Ya en su casa, comenzó a planificar lo que sería su último trabajo. Siempre dejaba para el final la foto, no sabía bien porque, pero se había convertido en un ritual que no le gustaba incumplir. Cuando por fin sacó la fotografía del sobre, pudo observar la imagen de unos preciosos ojos verdes acompañados de una enorme y expresiva sonrisa, que mantenía su armonía con una larga melena rubia que hondeaba al viento. Era una mujer preciosa.
Una enorme sensación de culpabilidad se adueñó de él. Era algo que le pasaba varias veces a la semana, pero que conseguía relajar con uno o dos vasos de whisky. Esta vez tuvieron que ser tres.

A la mañana siguiente, el sonido del despertador acompañado por un profundo dolor de cabeza le dieron los buenos días.
Procuró no pensar demasiado. Cogió su chaqueta y su arma y salió de casa.

Era increíble lo fácil que era entrar en un piso de Nueva York gracias a las famosas escaleras para incendios que se veían en todas las películas y que tan modernas y neoyorquinas quedaban en los retratos de la ciudad.
Todavía quedaba una hora para que llegara a casa, según la información que le había facilitado su cliente, así que optó por estudiar el hogar de aquella chica: estanterías y más estanterías repletas de libros, dos torres que llegaban hasta el techo con CD's, todos ellos originales, junto a un enorme equipo de sonido, incontables marcos con mil y un recuerdos en cada esquina de la estancia...¿Puede uno enamorarse de una persona tan solo con conocer su salón?
Mientras buscaba una respuesta razonable, el sonido de la puerta hizo que se estremeciera: llegaba antes de tiempo, y no había tenido tiempo para pensar un plan. Actuó sin pensar. En cuanto cerró la puerta con ella dentro, apareció como una exhalación de la habitación contigua y disparó.

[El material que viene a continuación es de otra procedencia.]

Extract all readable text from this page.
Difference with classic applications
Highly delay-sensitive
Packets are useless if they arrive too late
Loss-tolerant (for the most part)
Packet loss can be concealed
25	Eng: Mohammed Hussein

El sonido del silenciador hizo que tan solo se oyera el ruido de su cuerpo chocando contra el suelo, fulminada.
Se acercó a ella. Era incluso más guapa que en las fotos. En ese momento encontró la respuesta a la pregunta que se había formulado hacía apenas un minuto, pero que pareció una eternidad: Sí, era posible. Y la había matado.